In 2009, author Daniel Henderson wrote in an article posted on Christianity.com, that “the American Church” is like a frog in a kettle that has acclimated to the surrounding environment. That is to say, the church has become like the world.
He references the work of another writer, Michael Spencer, from the Christian Science Monitor (no relation to the cult of Christian Science, which is neither Christian nor Science). Spencer predicted that within ten years, the influence of evangelicalism would collapse. Henderson went on to reference a speech made by President Obama that referred to the US as a “secular nation” as one predictive mark.
Towards the end of the article Henderson says: “I believe the water in which we are boiling is our own spiritual apathy, missional indifference, and prayerless irrelevance. In essence, the frog stands in danger of boiling in its own water. Just as Jesus warned some of the churches in Revelation chapters 2 & 3 about their precarious spiritual condition, we too must recognize our own need to take responsibility for the situation.”
So it’s been twelve years - it’s early 2021. We are in month 12 of the Covid-19 pandemic with no real signs of significant change in public policy or opinion on the matter. Countless churches remain closed, and our little congregation that meets in the upper east side of Manhattan remains open. We continue to have a steady flow of visitors that cycle through, checking out our church.
Observing the last several months has brought this image of a frog in a kettle back to the forefront of my mind. There is a certain way of doing church that seeks to make the church as much like the world as possible. The agenda being to make the gap between the worldview of the New York Times and the New York City pastor as small as possible. When NYC churches have attempted to wed the admittedly “failed strategies” of the seeker sensitive movement to reformational thought, the pragmatics always eventually take center stage and push theological conviction out the back door.

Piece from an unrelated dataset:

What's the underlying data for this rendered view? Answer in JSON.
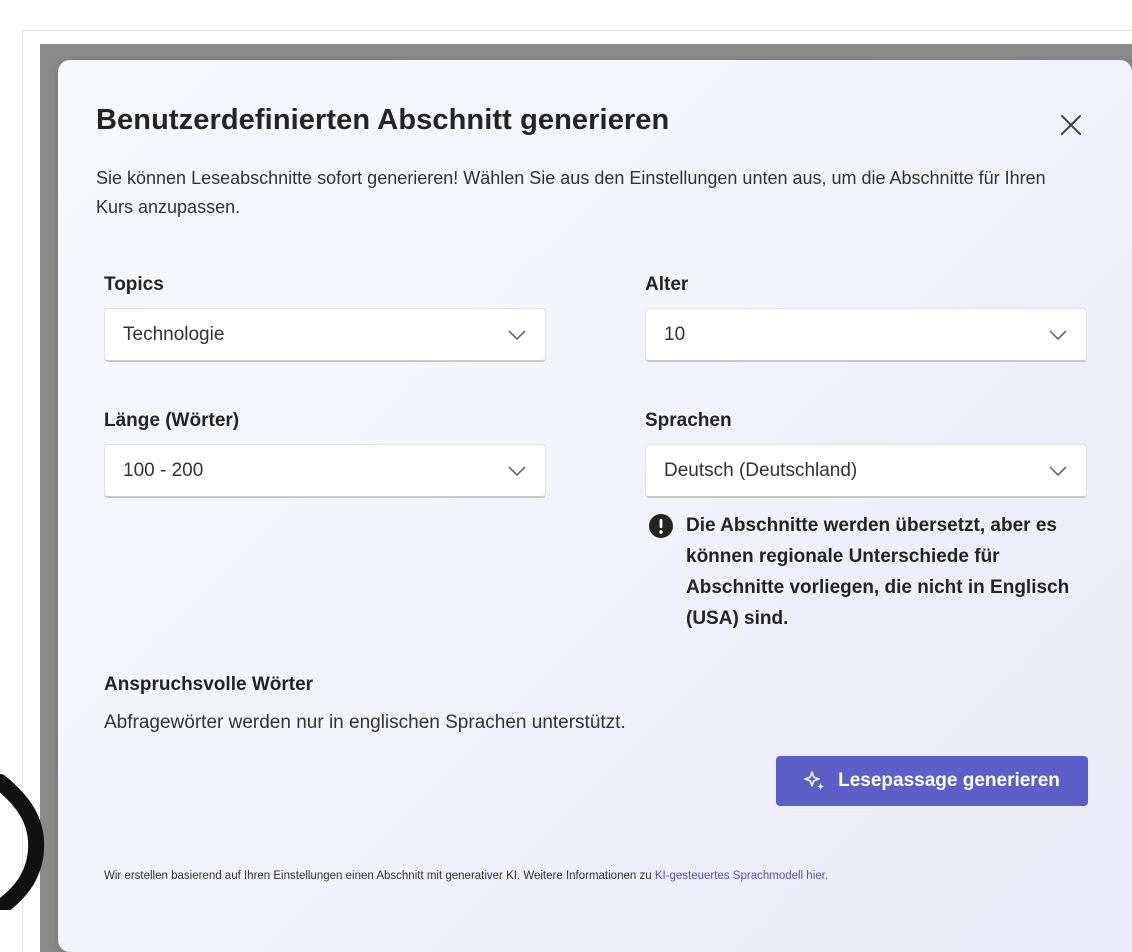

This creates a crisis for the regenerate in the pew, who are indwelled by the Spirit of God and hear the voice of the Good Shepherd, yet notice it’s absence in the worldview of their preachers. It creates a problem for the sheep who come to church seeking to hear the Good Shepherd’s words and instead hear a steady stream of goats and wolves.
Instead of hearing the words and worldview of Jesus, Christians are hearing the words and worldview of ibrahim x kendi, Kimberlé Crenshaw, Anthony Gramsci, and Michel Foucault. It naturally follows that these woke churches have also built an atmosphere of acceptance of every manner of deviation from Scripture in all other areas of culture and personal morality. The result is a church in which godliness seems strange and worldliness seems normal. It is normal to have unmarried couples living together and hosting small groups. It is normal to be a pro-choice Christian and member in good standing, while working for a nominally pro-life crisis pregnancy center. It is normal to have church sponsored BLM marches, with pastors linking arms with the the entirety of the spirit of the age.
So “congregants” (as they are called - “meaningful membership” is rarely a thing) get accustomed to this liberalism, which like the religion of liberalism of the last century is actually an alternate religion to Christianity. But these congregants often do not realize that they have become accustomed, like the frog in the kettle, to the water in the kettle. So when they jump into a different temperature of water, they find it shocking, and like the frog, hop on out due to the shock of hearing words like “sin” rather than “struggle” and “hell” rather than - well… no hell (implicit annihilationism/universalism are common among NYC pastors, therefore conversionism is replaced with transformationalism. “Ye must be born again” is replaced with “ye must redeem the culture/city”).
So visiting congregants say “Your preaching is too long/confrontational/dense/bible saturated/unrelatable/hostile” but do not realize that the temperature of the kettle that is Manhattan evangelicalism is actually so far from a Biblically regulated Christianity that it seems strange and offensive to hear preaching that involves doctrine, correction, and instruction in righteousness. It is a “turn off” when preaching involves reproving, rebuking, and exhorting unto righteousness. It is deemed “unpastoral” to warn of fierce wolves that are devouring flocks. The only thing bad is saying anything is bad. It is unloving to call sinners to repentance.
This is the zeitgeist that has rendered scores of churches impotent and devastated their flocks. And sadly, some believers who wander out of those burning buildings don’t realize that it’s precisely those things which destroyed those churches. The spirit of the age - the worldview that was taught, is what brought about such devastation. What woke church survivors must do, rather than “divest themselves of whiteness” is divest themselves of all the remnants of this rank humanism and tune their hearts to the temperature of the water that flows from the river of life - which is quite a bit different than the water in the world’s kettle.